Claro que Beco do Pesadelo tem ressalvas que diminuem a sua apreciação. É um filme MUITO longo, cuja narrativa lenta, deixa a sensação inevitável de que os dois atos não dialogam muito bem entre si. É como se fossem dois filmes diferentes. O ato do circo, apesar de ser tão bem filmado, de uma construção elegantíssima na transição entre o filme de fantasia e horror, não impede o sentimento de que o cineasta se alonga demais naquele núcleo, inclusive o mistério noir (em relação ao passado do protagonista) que ele elabora sofre por esta quebra de ritmo no segundo ato. 

Essa situação, pelo menos, encontra um fiel da balança no ótimo elenco, recheado de nomes do primeiro time de Hollywood, alguns até em pequenas participações. A dinâmica entre Cooper e Blanchett funciona muito bem porque os dois formam um senhor casal dentro da perspectiva noir. 

Ele se destaca numa interpretação bem consistente, despertando os sentimentos exatos entre vulnerabilidade e a repulsa de Stanton.
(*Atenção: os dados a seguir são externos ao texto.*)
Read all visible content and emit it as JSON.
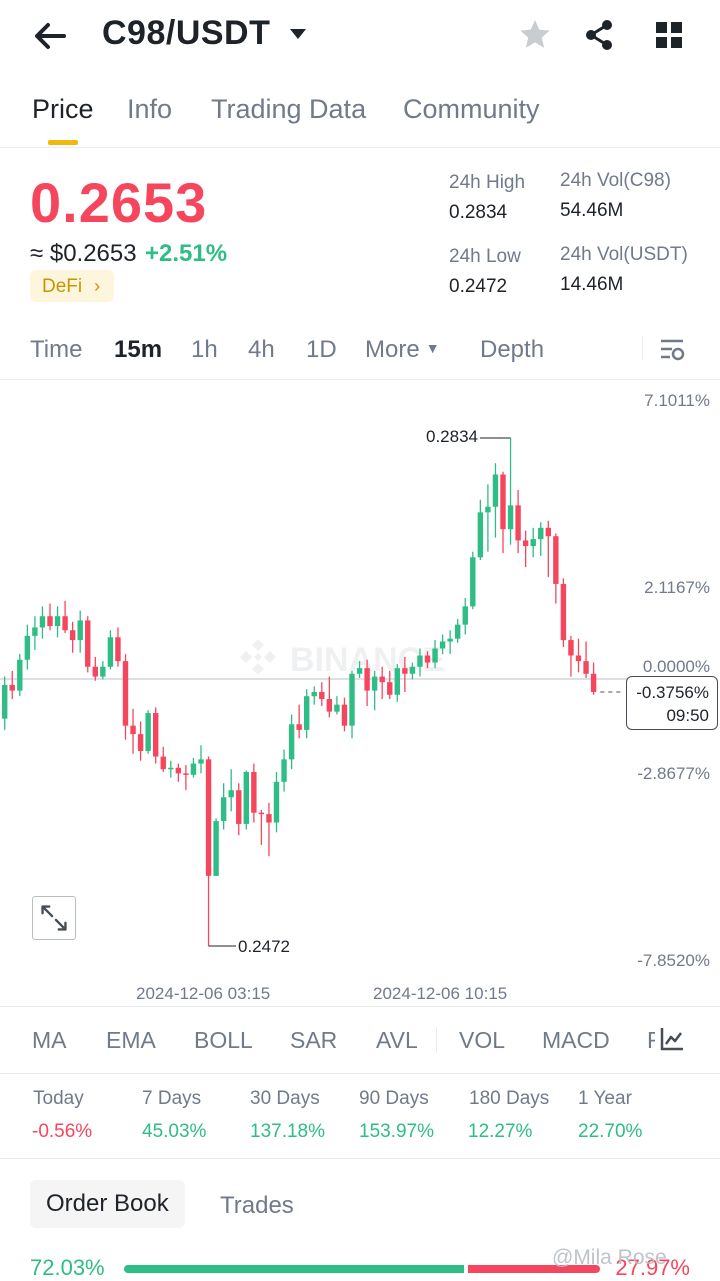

Ela, por sua vez, reproduz a performance clássica da femme fatale com uma dissimulação que, apesar de dar a impressão de soar forçada, casa com seu parceiro de cena por ser oposto da conduta deste. Vale destacar também o casal coadjuvante de Toni Collette e David Strathairn, este último um ator geralmente subestimado, mas que está soberbo como um mentalista alcoólatra.  

É estranho dizer isso, mas ao final de O Beco do Pesadelo tive a sensação de que é um dos filmes que melhor trafega pelo cinema pessoal de Del Toro ao lado de O Labirinto de Fauno, apesar das claras diferenças visuais e na exploração de temáticas entre os dois. Só que ambos dialogam através de pequenos refúgios na construção de seus comentários sociais e psicológicos sobre a ambição moral que rege o ser humano. Não é um filme realmente especial, mas evidencia o poder das fábulas morais necessitam ter para gerarem reflexão.